Alder Spittlebug – Clastopera obtuse
Alder Spittlebug: Appearance, Territory, Damage, and Life Cycle
Latin Name: Clastoptera Obtusa
Appearance: Garden pests that look worse than they actually include the aptly named “spittlebug.” Spittlebugs are excellent at hiding, yet it’s difficult to ignore their presence in a garden. Have you ever seen a plant that appears to have had spat on it? Small spittlebug nymphs are contained among the foamy clumps. The bug hides inside the bubbling-up plant sap.
Adults range in length from 6 to 12mm. Like a big froghopper, but with a high keel down the middle of the head and pronotum. The pattern of white patches on the wings aids in species identification. They are generally in a grayish shade with their eyeballs prominent. Nymphs are smaller and more greenish-yellow in color.
Hosts Plants: Clastoptera Obtusa consumes a variety of plants. While larvae like herbaceous plants, adults typically eat deciduous trees.
Territory: It is found in North America.
Damage Insect Cause: Spittlebug nymphs do consume plant sap, but because the harm is limited and the populations are often small, no insecticide is required. A spittlebug nymph should be easy to remove with a powerful hose blast. In a few weeks, they’ll already be gone. The nymphs can be eliminated by hand. If you want to spray, be careful to apply enough pressure so that the substance enters the cluster of spittle.

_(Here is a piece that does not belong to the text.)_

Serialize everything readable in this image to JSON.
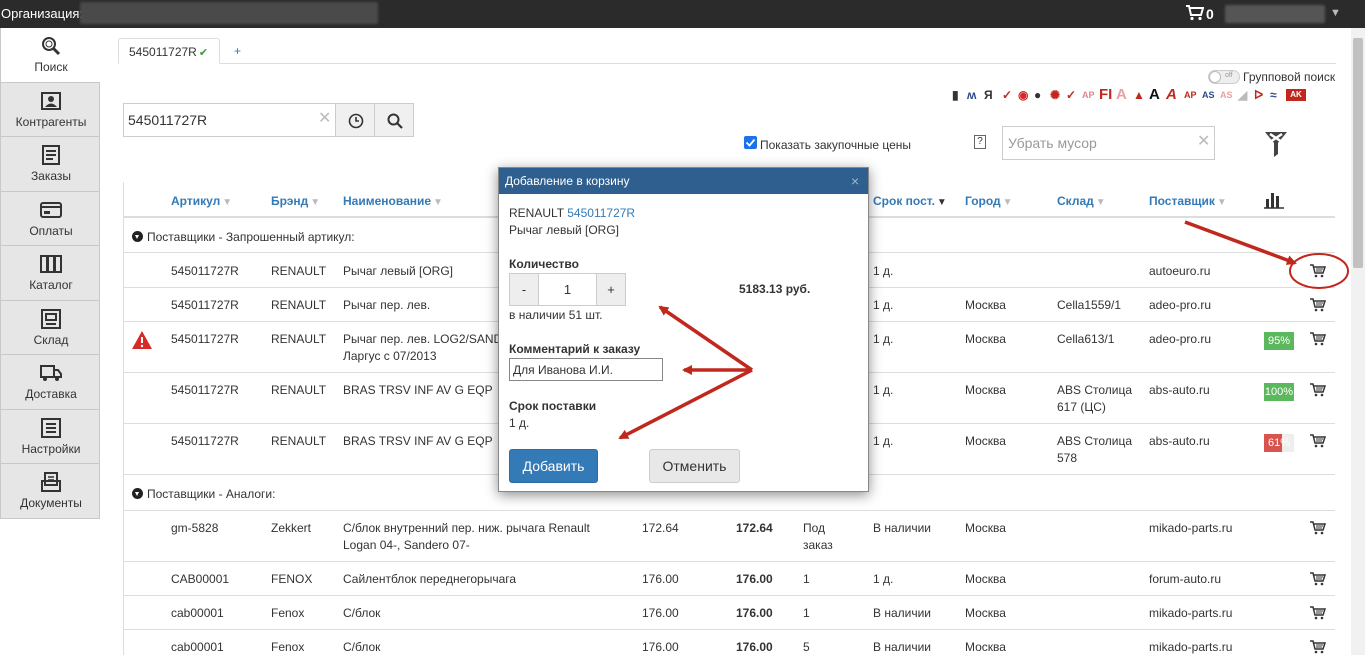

Life History and Habits: In June and early July, eggs are placed around the tips of twigs to overwinter. The eggs hatch the following spring, usually in mid-May. The nymphs’ piercing and sucking mouthparts are used to feed inside the xylem. They continuously expel fluid in the form of bubbles while feeding, totally encasing the body in the recognizable spittle mass. After the egg hatches, development is finished in approximately a month, and in the final two weeks of growth, nymphs create spittle mounds that draw attention. Adults are unremarkable in appearance and do not create spittle masses.